I think I'll try this. Here in Oklahoma, the question is usually "Where do you go to church?" instead of anything about god.
Being a nurse, we spend a lot of time with our patients. I live in a very bible belt area. I am very scared of telling patients that I am a non believer. I mean not even all of my co-workers know. What I usually try to do is just avoid the question by stating that religion must be important to you or by stating that I was raised episcopalian. This way I am not lying and I am not alienating the patient. It usually works and if they want more I can always offer to get the chaplain for them. It really bothers me that 80% of patients want their health care providers to pray with them. I can't offer that. I can be open minded to all the different religions. I could care less if somebody is a muslim, jehovah witness or buddhist but I can not pray with my patients. I believe it is a waste of time and I could be doing so much more.
When I was in the hospital having my first baby I told them none for religious preference and after my daughter was born the chaplain still came into my room to ask if I wanted a blessing for her. I politely told the chaplain that I did not believe in that and did not feel it necessary for my child. It bothers me that the chaplain gets a copy of patients and why they are there. I feel this is a violation of HIPAA. When I have my son in December I am going to be explicit about my non theism and request that the chaplain not even see my chart much less enter my room. I already have to deal with mine and my husbands families when it comes to religion, I shouldn't have to deal with paid strangers as well.
I think the health care industry has done a good job,maybe too good, in making believers feel welcomed but it hasn't done a good job for those of us who are non theists.
I'm so glad to see fellow atheists dealing with the care of patients.  I'm a nursing student, and it took a lot of time for me to reconcile my lack of faith with the nursing profession.  I don't like the idea of lying.  I figured I would try to cop out of the situation by saying that I was raised Catholic.  I like the idea of sidestepping the issue though, like Jean Marie said.  After all, it seems most people want to talk about themselves anyway!  I'm glad that I live in a pretty liberal area of the Canada.  Negative correlation between fundies and snow? Hmm....

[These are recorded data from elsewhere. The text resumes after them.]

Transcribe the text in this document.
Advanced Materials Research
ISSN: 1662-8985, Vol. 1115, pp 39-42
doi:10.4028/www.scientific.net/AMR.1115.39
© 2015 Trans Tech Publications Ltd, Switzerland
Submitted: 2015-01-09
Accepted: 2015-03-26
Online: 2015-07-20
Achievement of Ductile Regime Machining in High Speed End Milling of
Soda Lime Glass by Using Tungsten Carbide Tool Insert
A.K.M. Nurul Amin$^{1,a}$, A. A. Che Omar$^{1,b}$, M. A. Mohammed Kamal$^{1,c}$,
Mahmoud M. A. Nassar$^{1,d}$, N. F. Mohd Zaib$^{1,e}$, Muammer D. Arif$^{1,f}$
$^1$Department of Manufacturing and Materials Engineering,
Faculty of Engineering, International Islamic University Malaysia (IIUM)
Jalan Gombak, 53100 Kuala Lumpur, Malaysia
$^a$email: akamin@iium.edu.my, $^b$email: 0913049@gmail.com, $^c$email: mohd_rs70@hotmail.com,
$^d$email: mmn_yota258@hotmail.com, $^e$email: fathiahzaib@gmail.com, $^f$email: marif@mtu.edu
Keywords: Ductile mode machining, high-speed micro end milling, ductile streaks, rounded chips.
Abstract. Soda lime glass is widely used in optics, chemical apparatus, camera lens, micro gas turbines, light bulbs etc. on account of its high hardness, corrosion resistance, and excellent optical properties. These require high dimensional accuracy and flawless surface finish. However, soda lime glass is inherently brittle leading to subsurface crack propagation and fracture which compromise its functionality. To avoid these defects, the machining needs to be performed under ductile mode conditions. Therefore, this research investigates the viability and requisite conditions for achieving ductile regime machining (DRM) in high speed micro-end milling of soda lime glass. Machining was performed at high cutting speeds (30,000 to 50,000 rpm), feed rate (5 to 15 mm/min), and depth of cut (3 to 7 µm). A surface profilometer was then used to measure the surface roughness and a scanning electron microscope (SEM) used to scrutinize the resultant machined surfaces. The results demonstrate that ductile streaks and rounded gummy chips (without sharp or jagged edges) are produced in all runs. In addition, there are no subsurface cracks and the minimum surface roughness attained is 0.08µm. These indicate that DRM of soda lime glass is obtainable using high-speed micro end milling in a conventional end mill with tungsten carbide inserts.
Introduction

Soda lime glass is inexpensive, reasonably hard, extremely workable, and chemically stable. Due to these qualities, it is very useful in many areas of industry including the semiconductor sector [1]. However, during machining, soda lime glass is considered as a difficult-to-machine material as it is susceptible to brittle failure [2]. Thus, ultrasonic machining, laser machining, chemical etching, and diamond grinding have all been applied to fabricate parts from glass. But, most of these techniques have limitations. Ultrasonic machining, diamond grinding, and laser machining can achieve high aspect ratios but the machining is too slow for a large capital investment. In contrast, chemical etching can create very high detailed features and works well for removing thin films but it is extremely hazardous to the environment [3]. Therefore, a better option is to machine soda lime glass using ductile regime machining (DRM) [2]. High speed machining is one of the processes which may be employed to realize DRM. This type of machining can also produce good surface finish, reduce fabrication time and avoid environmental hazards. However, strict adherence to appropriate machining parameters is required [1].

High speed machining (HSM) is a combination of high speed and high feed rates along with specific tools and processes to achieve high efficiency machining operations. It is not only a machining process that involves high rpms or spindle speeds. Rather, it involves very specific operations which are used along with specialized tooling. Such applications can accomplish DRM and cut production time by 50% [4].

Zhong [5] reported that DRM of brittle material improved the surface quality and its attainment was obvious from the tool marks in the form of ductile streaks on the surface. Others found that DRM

I am an Occupational Therapist in a NC nursing home. I have had on two different occasions patients ask me directly, "Do you believe in God?"

I told them both no and the conversation progressed in a very civil manner.

It is very difficult for me to keep my mouth shut when someone keeps going on and on about God and why he lets people suffer so, and how He gives us everything we have....etc, etc.

Hey Erik

I have gotten this question multiple times as well. Also been asked to pray with patients. 

My answer has always been the same. I am not a believer but i respect your beliefs. Thats all i say and i refuse to take part in a prayer of anykind only because it would be disingenuous to do so.